Materials and Methods

contains a detailed description of the materials and methods used.

Primary cultures of differentiated human airway epithelia were prepared from trachea and bronchi of nonsmokers, seeded onto collagen-coated semipermeable membranes, grown at the air–liquid interface, and studied after they had differentiated and at least 14 d after seeding (53).

We used standard immunocytochemistry methods. Primary and secondary antibodies are listed in Table S1. Samples were imaged by confocal microscopy and analyzed with NIH Fiji software. All studies were performed at least four times using epithelia prepared from different donors. Studies were approved by the University of Iowa Institutional Review Board.
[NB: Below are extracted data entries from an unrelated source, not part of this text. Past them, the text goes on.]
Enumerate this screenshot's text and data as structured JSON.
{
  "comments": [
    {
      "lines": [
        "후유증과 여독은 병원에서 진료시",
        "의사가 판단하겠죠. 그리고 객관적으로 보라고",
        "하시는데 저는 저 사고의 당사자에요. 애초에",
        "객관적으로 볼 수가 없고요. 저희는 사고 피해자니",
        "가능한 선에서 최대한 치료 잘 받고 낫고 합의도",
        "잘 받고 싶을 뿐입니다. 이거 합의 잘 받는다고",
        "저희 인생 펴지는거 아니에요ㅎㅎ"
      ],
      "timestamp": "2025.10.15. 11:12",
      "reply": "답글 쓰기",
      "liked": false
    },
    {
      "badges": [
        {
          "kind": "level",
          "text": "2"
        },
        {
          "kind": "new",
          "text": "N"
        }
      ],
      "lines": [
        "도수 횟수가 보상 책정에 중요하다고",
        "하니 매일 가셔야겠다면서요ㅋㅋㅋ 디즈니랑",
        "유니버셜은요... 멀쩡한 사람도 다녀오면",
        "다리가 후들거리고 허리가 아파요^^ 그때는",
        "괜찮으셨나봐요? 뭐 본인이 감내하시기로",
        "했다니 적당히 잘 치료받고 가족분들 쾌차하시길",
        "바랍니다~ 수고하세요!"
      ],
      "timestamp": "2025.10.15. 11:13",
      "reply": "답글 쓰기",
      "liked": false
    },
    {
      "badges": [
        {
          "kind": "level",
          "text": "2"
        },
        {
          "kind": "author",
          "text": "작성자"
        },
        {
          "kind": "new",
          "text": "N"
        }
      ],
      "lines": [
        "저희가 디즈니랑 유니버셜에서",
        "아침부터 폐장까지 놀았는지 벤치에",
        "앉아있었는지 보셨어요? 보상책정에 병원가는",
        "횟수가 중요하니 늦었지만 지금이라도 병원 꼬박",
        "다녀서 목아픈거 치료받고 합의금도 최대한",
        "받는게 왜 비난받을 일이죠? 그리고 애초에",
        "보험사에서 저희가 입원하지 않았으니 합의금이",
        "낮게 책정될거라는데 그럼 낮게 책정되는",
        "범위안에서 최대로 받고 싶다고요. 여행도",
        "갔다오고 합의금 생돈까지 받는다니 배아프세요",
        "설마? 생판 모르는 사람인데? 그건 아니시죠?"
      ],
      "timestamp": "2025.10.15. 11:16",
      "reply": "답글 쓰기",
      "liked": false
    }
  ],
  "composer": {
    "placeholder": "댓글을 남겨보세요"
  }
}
Methods for transmission electron microscopy and quantitative RT-PCR (Table S2) were standard. The SHH assay used a reporter cell line. cAMP concentrations were measured by ELISA and with a FRET-based cAMP assay (36). CBF was measured with transmitted light line-scans. ASL pH and transepithelial HCO3− secretion were measured as previously described (40, 41).

Statistical significance was tested with an unpaired or paired Student’s t test for comparisons between two samples. For comparisons between more than two samples, statistical significance was tested with a one-way repeated-measures ANOVA with Sidak multiple-comparison posttest. P < 0.05 was considered statistically significant.